The EUropeanisation of LGBT+ rights
As demonstrated by the questionable results of the Eastern Partnership (EaP), the EU has a tendency to diffuse norms through a top-down process which often overlooks the nuances of the lived realities within its eastern neighbours. Pride events are a great example of the performative nature of the value-based indicators that serve as a litmus test for EU membership. Instead of focusing on the reality of queer experiences, to some extent EU-funded Pride events have become more about universalistic concepts such as freedom of expression. With this in mind, many Pride events often appeal more to the international community rather than the queer people within this country itself.

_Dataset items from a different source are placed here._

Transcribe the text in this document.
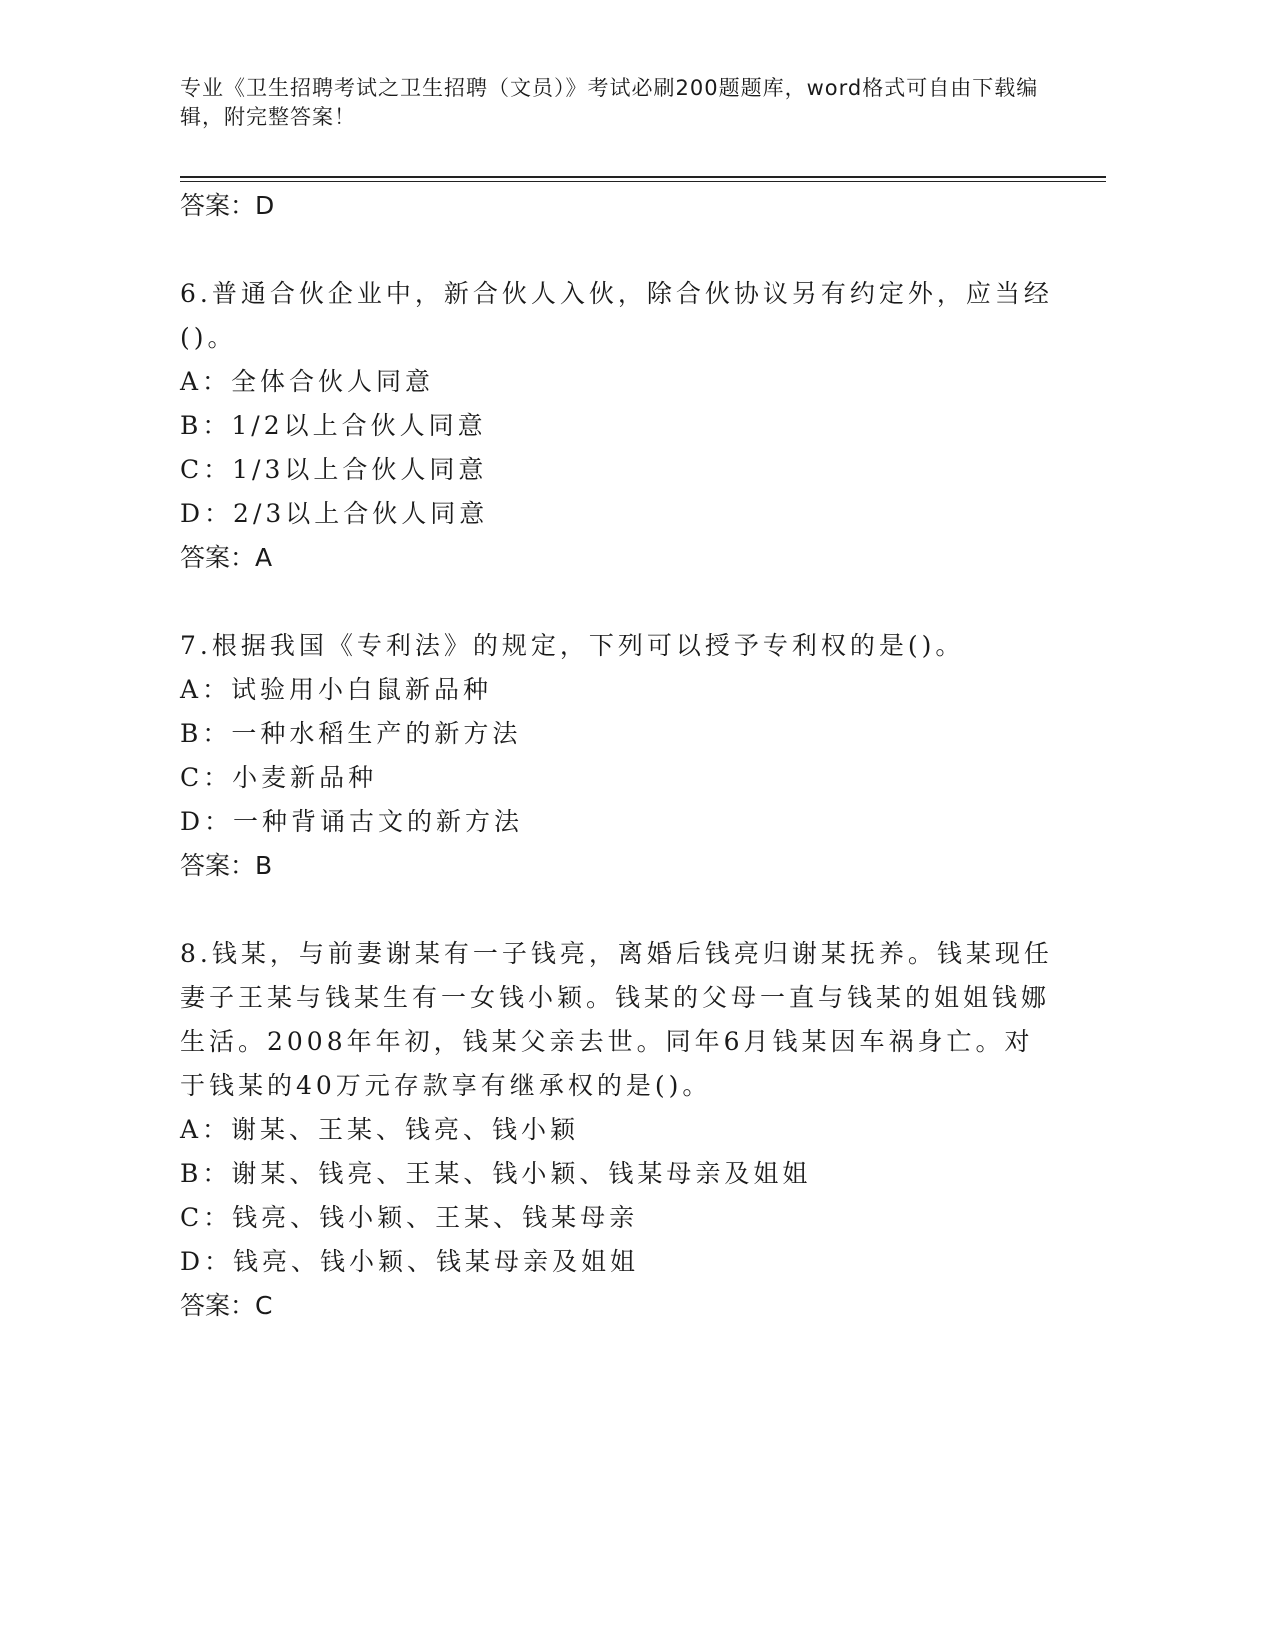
专业《卫生招聘考试之卫生招聘（文员）》考试必刷200题题库，word格式可自由下载编辑，附完整答案！
答案：D
6.普通合伙企业中，新合伙人入伙，除合伙协议另有约定外，应当经()。
A：全体合伙人同意
B：1/2以上合伙人同意
C：1/3以上合伙人同意
D：2/3以上合伙人同意
答案：A
7.根据我国《专利法》的规定，下列可以授予专利权的是()。
A：试验用小白鼠新品种
B：一种水稻生产的新方法
C：小麦新品种
D：一种背诵古文的新方法
答案：B
8.钱某，与前妻谢某有一子钱亮，离婚后钱亮归谢某抚养。钱某现任妻子王某与钱某生有一女钱小颖。钱某的父母一直与钱某的姐姐钱娜生活。2008年年初，钱某父亲去世。同年6月钱某因车祸身亡。对于钱某的40万元存款享有继承权的是()。
A：谢某、王某、钱亮、钱小颖
B：谢某、钱亮、王某、钱小颖、钱某母亲及姐姐
C：钱亮、钱小颖、王某、钱某母亲
D：钱亮、钱小颖、钱某母亲及姐姐
答案：C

LGBT+ issues have served as a key example of Georgia’s struggle with ‘EUropeanisation’. The ruling Georgian Dream party have displayed a propensity to favour performative acts of solidarity with the West, whilst treading carefully as not to ostracise its conservative voters. In 2013, former Prime Minister and Georgian Dream founder, Bidzina Ivanishvili, announced that sexual minorities ‘have the same rights as any other social groups’ in Georgia, calling for the protection of LGBT+ activists. Only three years later, the party decided to place a constitutional ban on same-sex marriage, despite the issue not being a priority for queer people in the country. The cited reason for this decision? To prevent ‘certain groups’ from stirring up homophobic sentiment within Georgia.
Similar statements were echoed by current Prime Minister Irakli Garibashvili, who deemed the planned Pride March for Dignity ‘unreasonable’, claiming that it was organised by the ‘radical opposition headed by Saakashvili’’ with the aim to create ‘unrest’ in society. Equally, by failing to condemn far-right extremism, Georgian Dream’s commitment to the protection of its queer communities appears weak, and further encourages this ultra-nationalist behaviour. What appears clear is that the government failed to ensure the safety of its LGBT+ community, resulting in the horrific scenes that took place on 5 July.
By straddling the line of symbolic progressive actions and conservative reinforcement in an attempt to appease the EU and while also keeping the far-right close, Georgia has failed to protect its own people. If the government is truly committed to ensuring the safety of its population, it must fully commit to improving the lives of those in its queer community. Likewise, the EU must carefully consider the localities of its value-orientated actions by speaking with the queer communities within Georgia about their specific needs. Otherwise, we risk seeing similar violence occur again.